Whooping cough (pertussis) is still a very serious disease when it occurs in children under the age of one year old. But thanks to an effective vaccine and prevention against infection, it is now quite rare.
Whooping cough is a very serious disease when it occurs in children aged under one year.
Before the vaccination against whooping cough was introduced, three out of four children caught the disease and some died every year. Today only a few get whooping cough.
|What causes whooping cough?
Whooping cough is caused by a bacteria (Bordetella pertussis) and is one of the most contagious bacterial infections.
If one child in a group of siblings gets it, the other children are extremely likely to become infected if they have not already had the disease or been vaccinated.
This also includes babies. Although infants who are breastfed are usually protected against most common childhood infections, they receive no protection against whooping cough. This is why early vaccination is recommended.
Children with a cold or cough should be kept away from non-vaccinated children as well as women in labour and newborn babies.
|How is whooping cough contracted?
The infection is transferred through airborne droplets when an infected person coughs. Anyone who has not been vaccinated is highly likely to contract the disease just by spending time in the same room as an infected person.
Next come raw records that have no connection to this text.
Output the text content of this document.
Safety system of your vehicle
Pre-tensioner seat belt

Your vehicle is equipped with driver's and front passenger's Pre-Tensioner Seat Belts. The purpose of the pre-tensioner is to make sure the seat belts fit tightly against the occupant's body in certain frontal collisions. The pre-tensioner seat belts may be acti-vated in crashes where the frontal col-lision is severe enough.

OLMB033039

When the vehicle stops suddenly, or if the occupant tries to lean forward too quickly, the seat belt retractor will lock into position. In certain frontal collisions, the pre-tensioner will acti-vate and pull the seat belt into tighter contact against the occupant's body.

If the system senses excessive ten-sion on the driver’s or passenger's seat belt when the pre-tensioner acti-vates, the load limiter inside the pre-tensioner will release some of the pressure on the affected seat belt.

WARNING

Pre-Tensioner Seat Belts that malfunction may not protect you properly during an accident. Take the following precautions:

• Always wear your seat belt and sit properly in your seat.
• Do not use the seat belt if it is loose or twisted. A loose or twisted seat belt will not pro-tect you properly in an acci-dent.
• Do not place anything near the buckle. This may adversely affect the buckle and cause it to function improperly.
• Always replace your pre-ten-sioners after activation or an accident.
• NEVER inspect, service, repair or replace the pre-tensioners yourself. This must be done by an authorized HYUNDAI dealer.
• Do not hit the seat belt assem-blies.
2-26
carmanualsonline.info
Anyone who has been vaccinated or has suffered from whooping cough will have a degree of immunity to the disease. They may contract a mild case some years later but this will not develop into a full-blown attack.
The incubation period - the time between contracting the infection and the appearance of the main symptoms - can vary from 5 to 15 days or even longer.
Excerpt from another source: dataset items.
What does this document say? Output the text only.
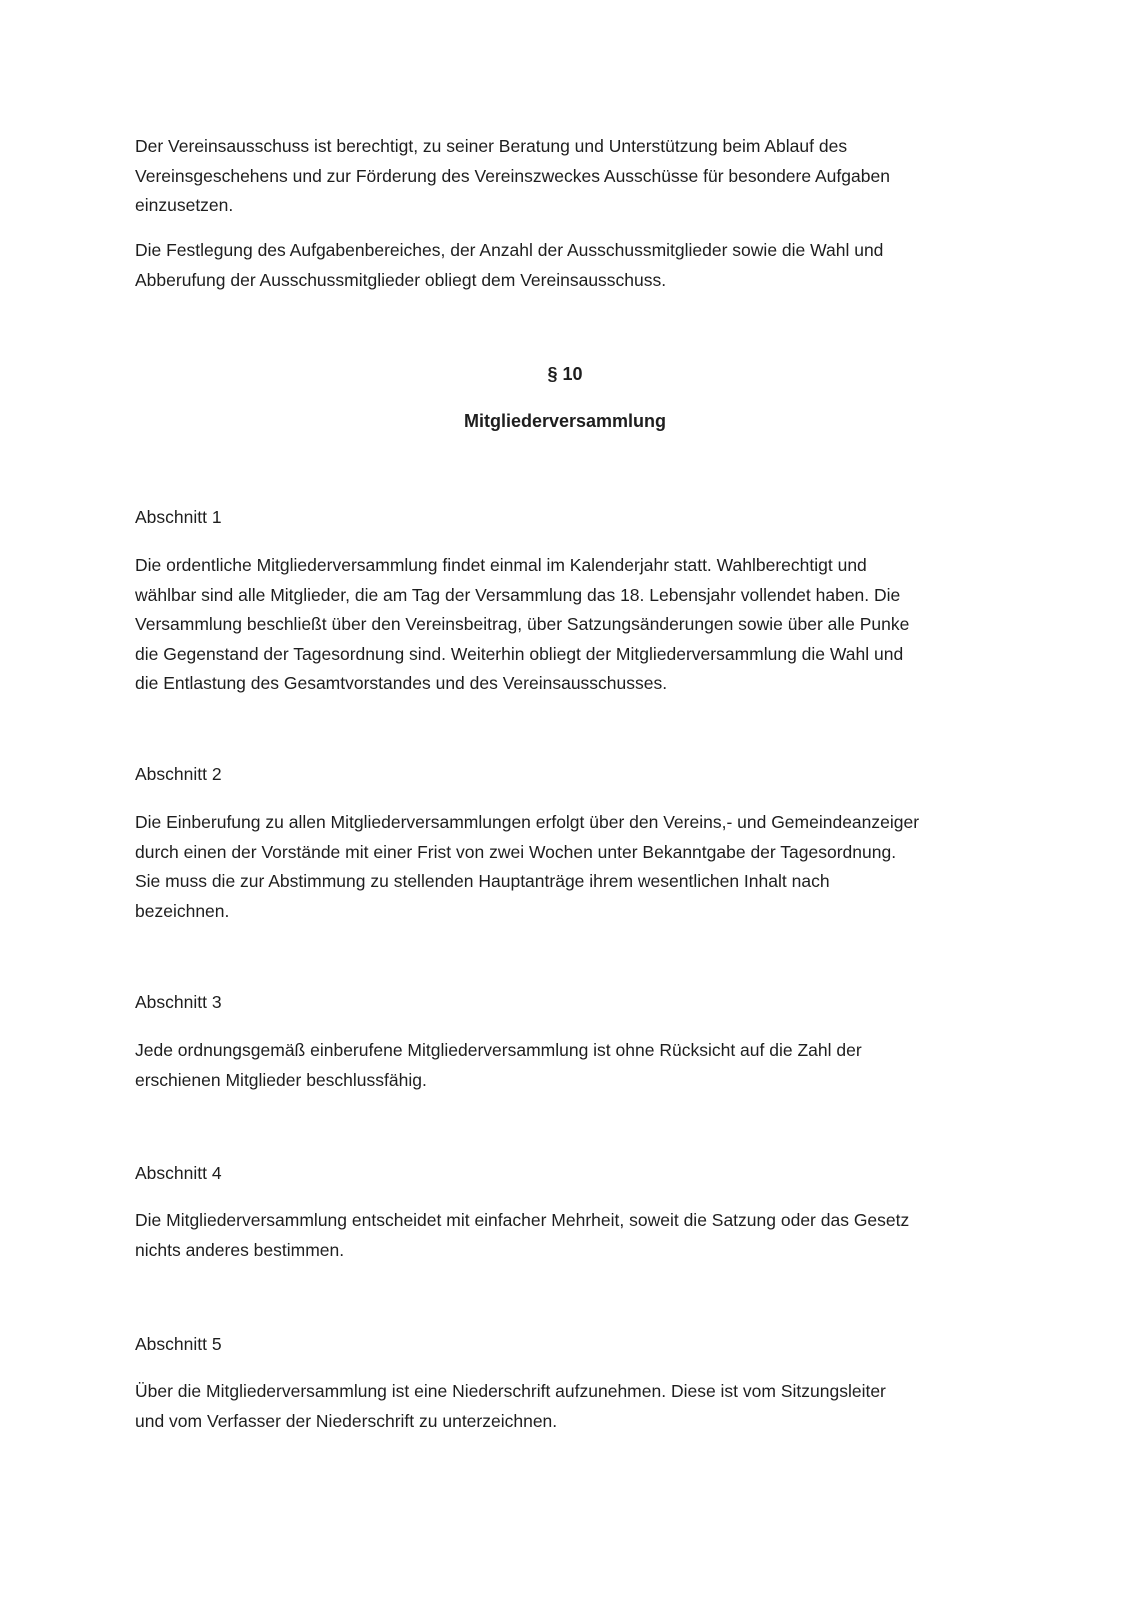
Der Vereinsausschuss ist berechtigt, zu seiner Beratung und Unterstützung beim Ablauf des
Vereinsgeschehens und zur Förderung des Vereinszweckes Ausschüsse für besondere Aufgaben
einzusetzen.

Die Festlegung des Aufgabenbereiches, der Anzahl der Ausschussmitglieder sowie die Wahl und
Abberufung der Ausschussmitglieder obliegt dem Vereinsausschuss.

§ 10

Mitgliederversammlung

Abschnitt 1

Die ordentliche Mitgliederversammlung findet einmal im Kalenderjahr statt. Wahlberechtigt und
wählbar sind alle Mitglieder, die am Tag der Versammlung das 18. Lebensjahr vollendet haben. Die
Versammlung beschließt über den Vereinsbeitrag, über Satzungsänderungen sowie über alle Punke
die Gegenstand der Tagesordnung sind. Weiterhin obliegt der Mitgliederversammlung die Wahl und
die Entlastung des Gesamtvorstandes und des Vereinsausschusses.

Abschnitt 2

Die Einberufung zu allen Mitgliederversammlungen erfolgt über den Vereins,- und Gemeindeanzeiger
durch einen der Vorstände mit einer Frist von zwei Wochen unter Bekanntgabe der Tagesordnung.
Sie muss die zur Abstimmung zu stellenden Hauptanträge ihrem wesentlichen Inhalt nach
bezeichnen.

Abschnitt 3

Jede ordnungsgemäß einberufene Mitgliederversammlung ist ohne Rücksicht auf die Zahl der
erschienen Mitglieder beschlussfähig.

Abschnitt 4

Die Mitgliederversammlung entscheidet mit einfacher Mehrheit, soweit die Satzung oder das Gesetz
nichts anderes bestimmen.

Abschnitt 5

Über die Mitgliederversammlung ist eine Niederschrift aufzunehmen. Diese ist vom Sitzungsleiter
und vom Verfasser der Niederschrift zu unterzeichnen.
Whooping cough is infectious from the first sneezes and throughout the course of the disease, which can last for up to eight weeks. This is a much longer period than with other children's diseases.
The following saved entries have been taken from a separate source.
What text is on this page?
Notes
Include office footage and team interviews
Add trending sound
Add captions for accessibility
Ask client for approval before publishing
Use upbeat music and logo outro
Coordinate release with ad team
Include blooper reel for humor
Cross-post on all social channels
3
|What are the symptoms of whooping cough?
This disease begins with a cold and a mild cough. After that, the typical coughing bouts set in. The coughing continues until no air is left in the lungs. After this comes a deep intake of breath that produces a heaving, 'whooping' sound when the air passes the larynx (windpipe) that gives rise to the name of the disease.
The patient will eventually cough up some phlegm and these attacks may well be followed by vomiting. The child's temperature is likely to remain normal.
A bout of whooping cough can be very distressing for both the child and the parents who feel unable to help.
Coughing attacks may occur up to 40 times a day and the disease can last for up to eight weeks.
|How does the doctor make the diagnosis?
The diagnosis is usually made from the symptoms and the history of contact with a person suffering from whooping cough.
|Whooping Cough Complications
While whooping cough is very unpleasant, there may also be other complications, such as bronchitis, pneumonia and ear infections. These complications may cause a high temperature, and change the course of the disease.
|How is whooping cough treated?
Most cases of whooping cough require no specific treatment. Infants and small children with other conditions such as asthma require constant monitoring which, at least for a while, is best to seek treatment immediately.
|How does one prevent the infection?
Kids are always reminded to keep away from other kids that are suffering from whooping cough. The kids should be using different cups and daily things and always be kept as far away as possible from others.
If whooping cough occurs at home, all special measures are necessary and remembered.